Wenn man investiert, dann in etwas Gutes. Probesitzen wäre gut, manche Firmen bringen Bürostühle oder Tische sogar nach Hause zum Ausprobieren. Die Ästhetik sollte beim Material nicht im Vordergrund stehen.
 
Es gibt aber auch Menschen, die seit Jahren auf einem einfachen Holzstuhl arbeiten und keine Probleme damit haben.
Das höre ich auch manchmal, besonders von Personen im Homeoffice. Wenn das ohne Probleme funktioniert, dann ist das gut so. Was für den einen passt, muss für den anderen nicht auch passen. Solange einem wohl ist, muss man nichts ändern. Bei einem Grossteil funktioniert das mit dem Holzstuhl jedoch nicht.
 
Wie hat sich die Pandemie auf Ihre Arbeit ausgewirkt?
Vor zwei Jahren wurden viele Aufträge erst einmal abgesagt, weil im ersten Lockdown anderes wichtiger schien. Ich wurde also keineswegs überrannt.
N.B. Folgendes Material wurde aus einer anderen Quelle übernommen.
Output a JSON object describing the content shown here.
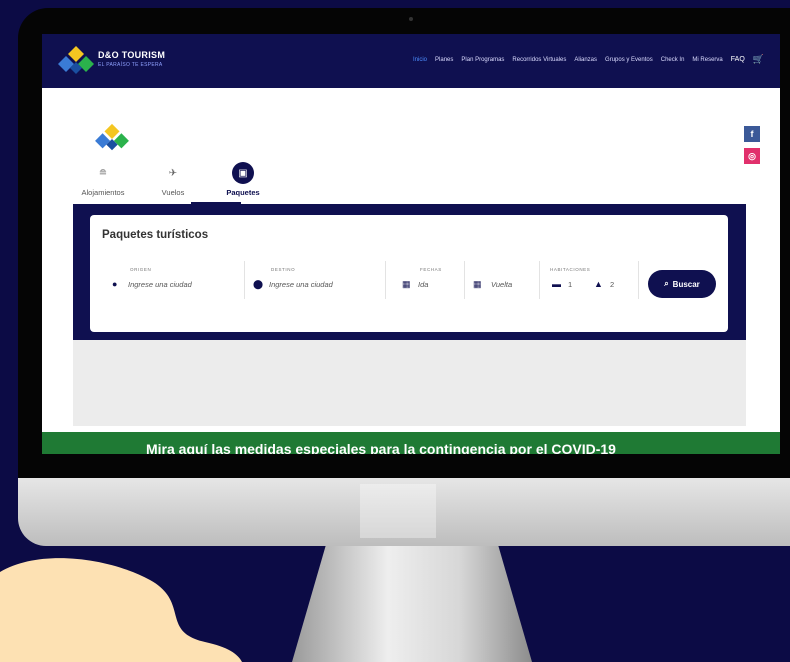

Mit der Zeit hat sich das aber wieder eingependelt. Ich habe zudem begonnen, Online-Kurse zu geben. Es suchen aufgrund der Pandemie nicht grundsätzlich mehr Leute Hilfe bei mir. Rückenprobleme etwa waren bereits vor der Pandemie immer präsent. Rund 80 Prozent der Menschen haben irgendwann im Leben Probleme mit dem Rücken. Ob das in der Pandemie zugenommen hat, ist schwierig zu sagen. Zurzeit kommen aber ziemlich viele Anfragen rein. Wer am Anfang der Pandemie die Haltung bei der Arbeit hinten angestellt hat, rückt sie nun wieder nach vorne.
 
Grundsätzlich wissen ja viele Menschen, worauf sie in Bezug auf die Haltung im Homeoffice achten müssen – setzen es aber dann doch nicht konsequent um. Weshalb?
Das ist Bequemlichkeit. Solange man keine Probleme hat, reagiert man nicht. Dabei sollte man nicht erst dann darauf achten, wenn es irgendwo schmerzt. Deshalb ist es zentral, dass man die Menschen immer wieder daran erinnert. Wichtig ist auch, dass sofort reagiert wird, wenn Schmerzen entstehen. Reagiert man früh genug, kann man ohne ärztliche Hilfen viel erreichen und dafür sorgen, dass es gar nicht zu einem langwierigen Problem wird.
 
Ist das auch der Grund, weshalb Sie heute mehrheitlich als Ergonom und nicht nur als Physiotherapeut arbeiten?
Ja. Als Physiotherapeut behandle ich häufig Menschen, die Beschwerden haben, weil etwas bei ihrer Arbeit nicht optimal läuft. Ich kann dann zwar anhand der Erzählungen und der Beschwerden dabei helfen, Dinge am Arbeitsort zu ändern. Als Ergonom kann ich aber gleich selbst vor Ort die Situation mit den Betroffenen anschauen und verbessern. Und ich kann vorbeugen: etwa in Unternehmen dafür sorgen, dass manche Beschwerden gar nicht erst auftauchen. Alles verhindern kann man zwar nicht. Aber für mich ist es immer ein schönes Erlebnis, wenn ich beispielsweise bei jemandem eine kleine Anpassung machen kann und die Schmerzen dadurch plötzlich verschwinden.